Friday, January 25, 2008

A Moment Of Bliss...

I just happened to watch Sanjay Leela Bhansali’s Saawariya and was left feeling...well... cold. It is supposed to be based on Fyodor Dostoevsky’s “Sentimental Love Story” – White Nights. What a complete wreck Bhansali has made out of it... Does he not understand that not all stories can be stretched to epic proportions just to make a neat profit?

White Nights is a simple story. It is the tale of a loner -- a dreamer and a romantic—who finds love in a chance encounter with Nastenka, a simple little girl who is, in turn, waiting for her lover. They meet for four nights, against the backdrop of the ‘white nights’ of a St. Petersburg summer. The love lies in their connection, in their friendship, in their conversation, in the way they pour out their hearts to each other, though they are strangers to one another. Yet, when Nastenka’s lover returns, she leaves the nameless friend, and goes away with her lover. But there is no bitterness on the part of the nameless friend :

“ But that I should feel any resentment against you, Nastenka! That I should cast a dark shadow over your bright, serene happiness! (...) Oh no – never, never! May your sky be always clear, may your dear smile be always bright and happy, and may you forever be blessed for that moment of bliss and happiness which you gave to another lonely and grateful heart!

Good Lord, only a moment of bliss? Isn’t such a moment sufficient for the whole of man’s life? “

The dreamer’s hands rise up in benediction over Nastenka’s future, such is the effect of the moment(s) between them. It refreshes him, and gives him the strength to live his life all over again. Dostoevsky here explores fully man’s inherent loneliness, and his need for love, for human company...a fact that is especially relevant in the life of modern man. The need may be fulfilled only for moment, as in the case of the protagonist of White Nights. It is for him to savour the moment, make the most of it, make it last his life as the one moment that changed the way he looks at life forever...

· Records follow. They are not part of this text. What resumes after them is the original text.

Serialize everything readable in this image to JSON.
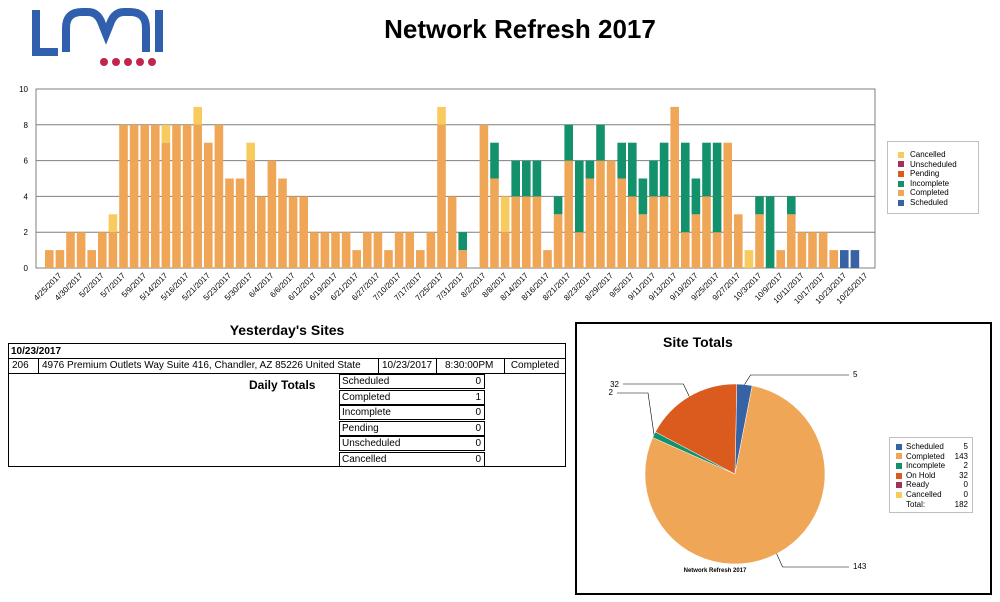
{
  "title": "Network Refresh 2017",
  "logo": {
    "letters": "LMI",
    "dots": 5
  },
  "colors": {
    "cancelled": "#f8cb5e",
    "unscheduled": "#a3325a",
    "pending": "#db5a1d",
    "incomplete": "#13906c",
    "completed": "#f0a657",
    "scheduled": "#3763a5",
    "logo_blue": "#2f5fad",
    "logo_red": "#c0264c"
  },
  "chart_data": {
    "type": "bar",
    "stacked": true,
    "ylim": [
      0,
      10
    ],
    "yticks": [
      "0",
      "2",
      "4",
      "6",
      "8",
      "10"
    ],
    "grid": true,
    "legend_position": "right",
    "x_tick_labels": [
      "4/25/2017",
      "4/30/2017",
      "5/2/2017",
      "5/7/2017",
      "5/9/2017",
      "5/14/2017",
      "5/16/2017",
      "5/21/2017",
      "5/23/2017",
      "5/30/2017",
      "6/4/2017",
      "6/6/2017",
      "6/12/2017",
      "6/19/2017",
      "6/21/2017",
      "6/27/2017",
      "7/10/2017",
      "7/17/2017",
      "7/25/2017",
      "7/31/2017",
      "8/2/2017",
      "8/8/2017",
      "8/14/2017",
      "8/16/2017",
      "8/21/2017",
      "8/23/2017",
      "8/29/2017",
      "9/5/2017",
      "9/11/2017",
      "9/13/2017",
      "9/19/2017",
      "9/25/2017",
      "9/27/2017",
      "10/3/2017",
      "10/9/2017",
      "10/11/2017",
      "10/17/2017",
      "10/23/2017",
      "10/25/2017"
    ],
    "series": [
      {
        "name": "Completed",
        "values": [
          1,
          1,
          2,
          2,
          1,
          2,
          2,
          8,
          8,
          8,
          8,
          7,
          8,
          8,
          8,
          7,
          8,
          5,
          5,
          6,
          4,
          6,
          5,
          4,
          4,
          2,
          2,
          2,
          2,
          1,
          2,
          2,
          1,
          2,
          2,
          1,
          2,
          8,
          4,
          1,
          0,
          8,
          5,
          2,
          4,
          4,
          4,
          1,
          3,
          6,
          2,
          5,
          6,
          6,
          5,
          4,
          3,
          4,
          4,
          9,
          2,
          3,
          4,
          2,
          7,
          3,
          0,
          3,
          0,
          1,
          3,
          2,
          2,
          2,
          1,
          0,
          0
        ]
      },
      {
        "name": "Incomplete",
        "values": [
          0,
          0,
          0,
          0,
          0,
          0,
          0,
          0,
          0,
          0,
          0,
          0,
          0,
          0,
          0,
          0,
          0,
          0,
          0,
          0,
          0,
          0,
          0,
          0,
          0,
          0,
          0,
          0,
          0,
          0,
          0,
          0,
          0,
          0,
          0,
          0,
          0,
          0,
          0,
          1,
          0,
          0,
          2,
          0,
          2,
          2,
          2,
          0,
          1,
          2,
          4,
          1,
          2,
          0,
          2,
          3,
          2,
          2,
          3,
          0,
          5,
          2,
          3,
          5,
          0,
          0,
          0,
          1,
          4,
          0,
          1,
          0,
          0,
          0,
          0,
          0,
          0
        ]
      },
      {
        "name": "Cancelled",
        "values": [
          0,
          0,
          0,
          0,
          0,
          0,
          1,
          0,
          0,
          0,
          0,
          1,
          0,
          0,
          1,
          0,
          0,
          0,
          0,
          1,
          0,
          0,
          0,
          0,
          0,
          0,
          0,
          0,
          0,
          0,
          0,
          0,
          0,
          0,
          0,
          0,
          0,
          1,
          0,
          0,
          0,
          0,
          0,
          2,
          0,
          0,
          0,
          0,
          0,
          0,
          0,
          0,
          0,
          0,
          0,
          0,
          0,
          0,
          0,
          0,
          0,
          0,
          0,
          0,
          0,
          0,
          1,
          0,
          0,
          0,
          0,
          0,
          0,
          0,
          0,
          0,
          0
        ]
      },
      {
        "name": "Scheduled",
        "values": [
          0,
          0,
          0,
          0,
          0,
          0,
          0,
          0,
          0,
          0,
          0,
          0,
          0,
          0,
          0,
          0,
          0,
          0,
          0,
          0,
          0,
          0,
          0,
          0,
          0,
          0,
          0,
          0,
          0,
          0,
          0,
          0,
          0,
          0,
          0,
          0,
          0,
          0,
          0,
          0,
          0,
          0,
          0,
          0,
          0,
          0,
          0,
          0,
          0,
          0,
          0,
          0,
          0,
          0,
          0,
          0,
          0,
          0,
          0,
          0,
          0,
          0,
          0,
          0,
          0,
          0,
          0,
          0,
          0,
          0,
          0,
          0,
          0,
          0,
          0,
          1,
          1
        ]
      }
    ],
    "legend": [
      "Cancelled",
      "Unscheduled",
      "Pending",
      "Incomplete",
      "Completed",
      "Scheduled"
    ]
  },
  "yesterday": {
    "title": "Yesterday's Sites",
    "date": "10/23/2017",
    "row": {
      "id": "206",
      "address": "4976 Premium Outlets Way Suite 416, Chandler, AZ 85226 United State",
      "date": "10/23/2017",
      "time": "8:30:00PM",
      "status": "Completed"
    },
    "daily_label": "Daily Totals",
    "daily": [
      {
        "name": "Scheduled",
        "value": "0"
      },
      {
        "name": "Completed",
        "value": "1"
      },
      {
        "name": "Incomplete",
        "value": "0"
      },
      {
        "name": "Pending",
        "value": "0"
      },
      {
        "name": "Unscheduled",
        "value": "0"
      },
      {
        "name": "Cancelled",
        "value": "0"
      }
    ]
  },
  "site_totals": {
    "title": "Site Totals",
    "pie_label": "Network Refresh 2017",
    "callouts": [
      "5",
      "32",
      "2",
      "143"
    ],
    "legend": [
      {
        "name": "Scheduled",
        "value": "5",
        "color": "#3763a5"
      },
      {
        "name": "Completed",
        "value": "143",
        "color": "#f0a657"
      },
      {
        "name": "Incomplete",
        "value": "2",
        "color": "#13906c"
      },
      {
        "name": "On Hold",
        "value": "32",
        "color": "#db5a1d"
      },
      {
        "name": "Ready",
        "value": "0",
        "color": "#a3325a"
      },
      {
        "name": "Cancelled",
        "value": "0",
        "color": "#f8cb5e"
      }
    ],
    "total_label": "Total:",
    "total_value": "182",
    "chart_data": {
      "type": "pie",
      "labels": [
        "Scheduled",
        "Completed",
        "Incomplete",
        "On Hold",
        "Ready",
        "Cancelled"
      ],
      "values": [
        5,
        143,
        2,
        32,
        0,
        0
      ]
    }
  }
}
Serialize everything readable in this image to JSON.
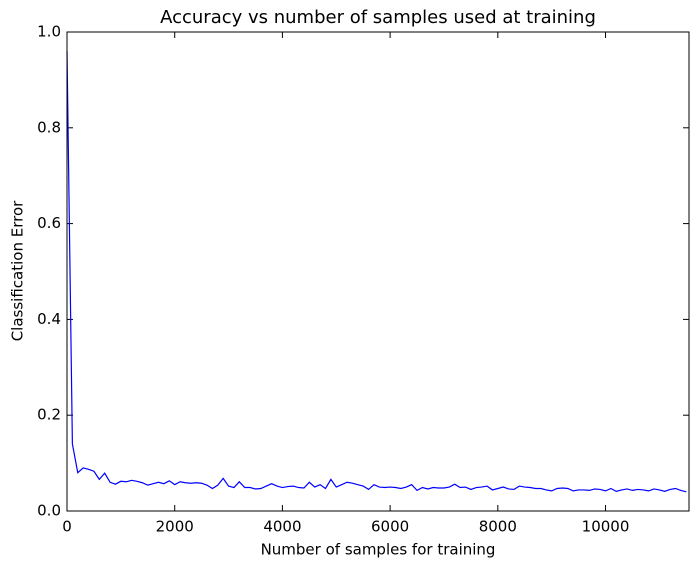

One wonders whether something should be made out of that moment.. would a relationship really have the same quality of beauty and clarity that a moment of connection does? I suppose it cannot. And therefore, to try and convert a moment of love into a long-lasting relationship, or a long-lasting situation, is a futile effort. Over the years, the relationship changes, as do the people involved in it. Perhaps the relationship changes precisely because the persons do. And perhaps this is why White Nights ends as it does. Would the nameless protagonist choose to write about Nastenka if he did marry her? Her charms would have worn out for him after years of marriage and the daily business of living in the real world (which is notoriously not pretty, and lacks charm). Perhaps this is the same reason why Jesse and Celine (from the film Before Sunrise ) remember each other so well, and want to meet each other again- yet end up doing so ten years later (in the sequel, Before Sunset). Such magical connections of love are not meant to be confined within the defined norms of a long-lasting “relationship” – they rise above that, they go beyond, into a different realm where there are ideas but no illusions; where love is enhanced by lust, not diminished by it; where reality supersedes the best that imagination has to offer, yet is by no means unreal .

And perhaps it is the touch of the tragic, the sense that the moment is not to last, the ephemeral nature of the whole thing, that gives the moment its everlasting beauty. Proving yet again that man’s life is a complex pattern of paradoxes and ironies.. while it is defined by the eternal quest of man for that symbol of beauty, of grace and love ; that something that would give meaning to his entire existence...a Nastenka.